Le ministre la Défense nationale, David McGuinty, a souhaiter couper court à la polémique qui montait depuis quelques jours.
En effet, plusieurs médias ont relayé la façon dont le ministère de la Défense appliquait la Directive et ordonnance administrative de la défense (DOAD) 5039-2, Langues officielles en milieu de travail (mise à jour en janvier 2025) pour fixer le statut linguistique des postes.
Cela a entraîné un passage au tout-anglais pour plusieurs organisations auparavant désignées comme bilingues.
Ce sont quelque 180 unités ou organisations bilingues qui, en raison de la nouvelle directive, ont perdu leur statut en ce qui a trait à la langue de travail, expliquait Le Devoir, au début du mois d’août.
Face à la menace pour l’utilisation du français avec cette nouvelle directive linguistique, David McGuinty a « ordonné l’examen et la révision des désignations de langue de travail au sein des unités des FAC. »
« Cette révision portera sur la manière dont les exigences par rapport à la langue de travail ont été appliquées et sur la capacité de l’approche actuelle à répondre aux besoins opérationnels et à respecter les droits linguistiques de l’Équipe de la Défense, incluant les FAC », a-t-il ajouté dans une déclaration publiée ce 13 août.
Il a également rappelé « que la DOAD 5039-2, Langues officielles en milieu de travail ne change pas l’obligation de fournir des services dans les deux langues officielles. »
La Fédération des communautés francophones et acadienne (FCFA) du Canada a rencontré hier David McGuinty pour faire part de ses inquiétudes et « se réjouit » de la décision du ministre fédéral.
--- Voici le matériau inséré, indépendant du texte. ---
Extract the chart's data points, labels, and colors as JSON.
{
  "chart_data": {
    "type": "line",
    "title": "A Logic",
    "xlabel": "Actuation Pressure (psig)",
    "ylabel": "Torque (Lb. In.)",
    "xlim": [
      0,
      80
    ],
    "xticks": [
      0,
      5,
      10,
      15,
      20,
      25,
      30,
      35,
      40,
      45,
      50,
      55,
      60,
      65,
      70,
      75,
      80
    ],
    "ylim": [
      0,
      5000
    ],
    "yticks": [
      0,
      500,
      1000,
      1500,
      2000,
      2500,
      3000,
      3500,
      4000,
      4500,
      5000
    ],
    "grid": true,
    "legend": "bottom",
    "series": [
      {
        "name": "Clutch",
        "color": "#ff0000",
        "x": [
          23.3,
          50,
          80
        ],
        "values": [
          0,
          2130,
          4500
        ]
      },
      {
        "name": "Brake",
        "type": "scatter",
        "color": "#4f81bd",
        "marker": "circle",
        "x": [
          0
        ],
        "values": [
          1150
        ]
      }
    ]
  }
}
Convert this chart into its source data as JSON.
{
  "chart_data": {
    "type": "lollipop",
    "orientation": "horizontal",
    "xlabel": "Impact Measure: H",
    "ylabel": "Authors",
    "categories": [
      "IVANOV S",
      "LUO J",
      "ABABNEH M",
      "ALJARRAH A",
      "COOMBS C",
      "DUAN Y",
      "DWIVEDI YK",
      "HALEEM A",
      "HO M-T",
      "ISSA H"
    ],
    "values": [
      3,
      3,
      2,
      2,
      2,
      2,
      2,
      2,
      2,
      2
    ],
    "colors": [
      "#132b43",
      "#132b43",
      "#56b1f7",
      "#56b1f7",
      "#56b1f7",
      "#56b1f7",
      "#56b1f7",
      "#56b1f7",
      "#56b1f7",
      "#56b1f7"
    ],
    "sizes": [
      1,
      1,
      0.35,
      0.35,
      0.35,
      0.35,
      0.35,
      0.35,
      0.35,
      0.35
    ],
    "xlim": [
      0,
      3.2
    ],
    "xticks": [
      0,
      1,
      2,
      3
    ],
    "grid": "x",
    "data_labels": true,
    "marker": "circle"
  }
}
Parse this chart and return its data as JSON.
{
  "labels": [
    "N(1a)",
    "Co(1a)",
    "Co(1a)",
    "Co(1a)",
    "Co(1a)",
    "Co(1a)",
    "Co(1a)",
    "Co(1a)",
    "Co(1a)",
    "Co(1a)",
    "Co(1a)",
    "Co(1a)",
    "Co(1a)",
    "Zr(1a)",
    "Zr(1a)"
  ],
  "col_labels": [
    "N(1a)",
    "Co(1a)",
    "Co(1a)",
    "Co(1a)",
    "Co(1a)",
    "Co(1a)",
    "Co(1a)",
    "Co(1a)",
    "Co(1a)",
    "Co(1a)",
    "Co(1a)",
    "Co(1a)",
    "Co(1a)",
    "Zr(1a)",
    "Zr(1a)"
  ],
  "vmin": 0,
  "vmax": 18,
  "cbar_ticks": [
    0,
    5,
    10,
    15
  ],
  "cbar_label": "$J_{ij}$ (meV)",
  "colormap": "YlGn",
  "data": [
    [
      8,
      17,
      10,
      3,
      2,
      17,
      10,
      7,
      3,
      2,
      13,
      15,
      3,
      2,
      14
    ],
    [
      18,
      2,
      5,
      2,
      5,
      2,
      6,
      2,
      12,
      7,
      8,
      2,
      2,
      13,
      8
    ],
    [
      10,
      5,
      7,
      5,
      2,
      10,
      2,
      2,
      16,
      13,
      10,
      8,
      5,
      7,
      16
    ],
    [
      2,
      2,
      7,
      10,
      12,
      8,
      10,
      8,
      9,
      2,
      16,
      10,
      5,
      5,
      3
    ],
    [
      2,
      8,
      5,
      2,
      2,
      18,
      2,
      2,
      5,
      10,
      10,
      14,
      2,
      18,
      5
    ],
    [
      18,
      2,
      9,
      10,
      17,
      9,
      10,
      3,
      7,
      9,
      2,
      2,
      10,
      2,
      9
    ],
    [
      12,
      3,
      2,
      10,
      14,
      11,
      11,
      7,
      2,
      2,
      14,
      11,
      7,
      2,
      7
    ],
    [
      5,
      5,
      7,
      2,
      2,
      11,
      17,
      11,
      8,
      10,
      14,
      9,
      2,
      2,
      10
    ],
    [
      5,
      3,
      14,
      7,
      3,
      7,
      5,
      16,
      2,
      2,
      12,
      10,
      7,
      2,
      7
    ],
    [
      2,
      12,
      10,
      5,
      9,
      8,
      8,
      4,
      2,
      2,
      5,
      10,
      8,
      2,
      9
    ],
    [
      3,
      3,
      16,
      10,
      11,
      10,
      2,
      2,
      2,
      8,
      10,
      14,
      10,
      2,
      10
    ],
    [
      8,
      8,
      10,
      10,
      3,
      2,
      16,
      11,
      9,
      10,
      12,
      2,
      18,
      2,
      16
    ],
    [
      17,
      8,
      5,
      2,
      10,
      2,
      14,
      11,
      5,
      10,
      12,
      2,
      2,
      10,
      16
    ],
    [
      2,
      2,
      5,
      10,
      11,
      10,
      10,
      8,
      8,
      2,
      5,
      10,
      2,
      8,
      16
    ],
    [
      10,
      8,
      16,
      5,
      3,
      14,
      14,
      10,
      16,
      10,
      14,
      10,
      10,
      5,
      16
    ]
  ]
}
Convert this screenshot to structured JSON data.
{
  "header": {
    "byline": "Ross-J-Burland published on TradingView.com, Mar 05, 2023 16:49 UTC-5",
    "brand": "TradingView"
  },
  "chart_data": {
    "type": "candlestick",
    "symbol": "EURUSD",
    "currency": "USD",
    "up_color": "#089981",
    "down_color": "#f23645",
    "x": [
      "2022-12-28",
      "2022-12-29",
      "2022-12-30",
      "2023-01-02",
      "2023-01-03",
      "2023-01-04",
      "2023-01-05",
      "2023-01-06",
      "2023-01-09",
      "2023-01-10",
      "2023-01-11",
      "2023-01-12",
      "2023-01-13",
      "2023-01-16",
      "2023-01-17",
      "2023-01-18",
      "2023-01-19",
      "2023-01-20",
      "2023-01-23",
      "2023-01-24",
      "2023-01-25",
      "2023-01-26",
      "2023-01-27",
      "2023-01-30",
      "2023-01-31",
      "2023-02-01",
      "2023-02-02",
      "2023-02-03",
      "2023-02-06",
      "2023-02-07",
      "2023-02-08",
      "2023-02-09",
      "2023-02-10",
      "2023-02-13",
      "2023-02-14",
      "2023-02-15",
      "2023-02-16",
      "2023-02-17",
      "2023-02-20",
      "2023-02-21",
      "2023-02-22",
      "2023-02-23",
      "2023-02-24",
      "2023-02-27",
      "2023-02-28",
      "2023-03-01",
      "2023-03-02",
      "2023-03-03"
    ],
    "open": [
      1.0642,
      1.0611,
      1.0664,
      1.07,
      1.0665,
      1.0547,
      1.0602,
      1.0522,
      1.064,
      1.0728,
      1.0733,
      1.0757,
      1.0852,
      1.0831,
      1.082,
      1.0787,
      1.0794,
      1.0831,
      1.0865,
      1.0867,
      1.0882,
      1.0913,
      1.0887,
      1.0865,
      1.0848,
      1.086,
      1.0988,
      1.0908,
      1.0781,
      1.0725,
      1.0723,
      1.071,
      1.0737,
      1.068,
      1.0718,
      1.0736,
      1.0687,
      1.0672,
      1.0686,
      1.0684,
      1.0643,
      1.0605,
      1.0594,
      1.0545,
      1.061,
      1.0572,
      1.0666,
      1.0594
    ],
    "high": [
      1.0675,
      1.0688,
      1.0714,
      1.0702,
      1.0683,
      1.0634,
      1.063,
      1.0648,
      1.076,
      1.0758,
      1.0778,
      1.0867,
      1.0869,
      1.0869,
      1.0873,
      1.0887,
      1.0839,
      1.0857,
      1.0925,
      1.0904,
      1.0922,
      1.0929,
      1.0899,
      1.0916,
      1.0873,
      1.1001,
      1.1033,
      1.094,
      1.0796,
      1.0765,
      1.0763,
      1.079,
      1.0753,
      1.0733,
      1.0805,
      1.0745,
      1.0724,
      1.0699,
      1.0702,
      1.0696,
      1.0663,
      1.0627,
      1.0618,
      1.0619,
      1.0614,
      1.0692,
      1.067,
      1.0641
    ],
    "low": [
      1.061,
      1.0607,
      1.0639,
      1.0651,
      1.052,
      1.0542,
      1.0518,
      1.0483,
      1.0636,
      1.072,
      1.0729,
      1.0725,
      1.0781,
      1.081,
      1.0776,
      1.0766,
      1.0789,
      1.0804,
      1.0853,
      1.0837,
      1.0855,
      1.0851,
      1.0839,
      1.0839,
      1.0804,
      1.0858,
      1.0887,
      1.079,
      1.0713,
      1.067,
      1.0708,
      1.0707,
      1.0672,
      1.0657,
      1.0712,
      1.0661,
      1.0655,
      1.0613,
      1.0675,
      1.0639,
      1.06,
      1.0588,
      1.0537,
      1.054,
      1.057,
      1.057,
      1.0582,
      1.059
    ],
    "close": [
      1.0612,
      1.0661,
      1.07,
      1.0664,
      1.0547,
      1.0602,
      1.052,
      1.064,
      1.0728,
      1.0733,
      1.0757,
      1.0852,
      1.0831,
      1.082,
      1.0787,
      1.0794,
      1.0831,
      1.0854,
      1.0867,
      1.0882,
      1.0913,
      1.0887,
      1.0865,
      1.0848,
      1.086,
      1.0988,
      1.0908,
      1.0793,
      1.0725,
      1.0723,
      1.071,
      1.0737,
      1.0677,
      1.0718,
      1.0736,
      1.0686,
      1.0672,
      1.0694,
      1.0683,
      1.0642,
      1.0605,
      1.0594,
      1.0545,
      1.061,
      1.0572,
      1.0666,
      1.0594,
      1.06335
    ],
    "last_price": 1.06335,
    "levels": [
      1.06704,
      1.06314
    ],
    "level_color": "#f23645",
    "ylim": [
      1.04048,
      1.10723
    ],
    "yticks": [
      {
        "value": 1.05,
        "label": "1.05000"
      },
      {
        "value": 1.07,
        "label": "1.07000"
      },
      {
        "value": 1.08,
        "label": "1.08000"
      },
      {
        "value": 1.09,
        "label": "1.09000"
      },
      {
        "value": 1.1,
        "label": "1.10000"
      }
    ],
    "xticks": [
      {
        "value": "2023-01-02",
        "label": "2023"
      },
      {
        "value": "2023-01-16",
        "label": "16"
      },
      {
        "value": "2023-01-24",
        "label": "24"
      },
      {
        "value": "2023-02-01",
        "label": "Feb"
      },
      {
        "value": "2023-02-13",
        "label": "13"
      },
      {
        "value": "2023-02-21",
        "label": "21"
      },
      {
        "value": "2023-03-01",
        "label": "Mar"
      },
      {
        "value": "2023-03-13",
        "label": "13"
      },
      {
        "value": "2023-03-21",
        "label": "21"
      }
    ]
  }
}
« Cette annonce est une bonne première étape et nous espérons qu’elle mènera à la remise en place du droit de travailler en français là où il existait auparavant », ajoute l’organisme.
La Liberté a rejoint la présidente de la FCFA, Liane Roy, pour mieux comprendre ce dossier. Elle explique avoir voulu rencontrer le ministre, car il était difficile de comprendre qu’une telle directive, ayant fait de l’anglais la seule langue de travail dans de nombreuses unités, ait pu être adoptée.
« C‘est une des raisons pour lesquelles nous voulions rencontrer le ministre McGinty dans les plus brefs délais.
« Lorsqu’on a rencontré le ministre, il a été très ouvert avec nous pour dire que lui aussi, ça l’avait un peu surpris cette annonce de la décision, parce qu’elle aurait été prise avant qu’il soit ministre, avant qu’il soit dans ce ministère-là.
« Cette directive soulève plusieurs questions importantes. Quand un ministère prend une décision qui va affecter les langues officielles, selon la loi, il doit en vérifier les effets néfastes », rappelle Liane Roy.
« Nous, ce qu’on aimerait, c’est qu’on revienne à ce que c’était auparavant, que les gens puissent travailler en français dans les bureaux, dans les régions où c’était correct, où ils avaient déjà la permission de travailler en français », fait savoir la représentante de la FCFA.
L’organisme dit suivre le dossier de près pour ne pas qu’une telle situation survienne dans d’autres administrations d’autres ministères.
« Il ne faut pas que d’autres ministères emboitent dans le même pas. Mais ce qui est encourageant, c’est que le ministre nous a reçus rapidement et il a réagi également rapidement », dit Liane Roy.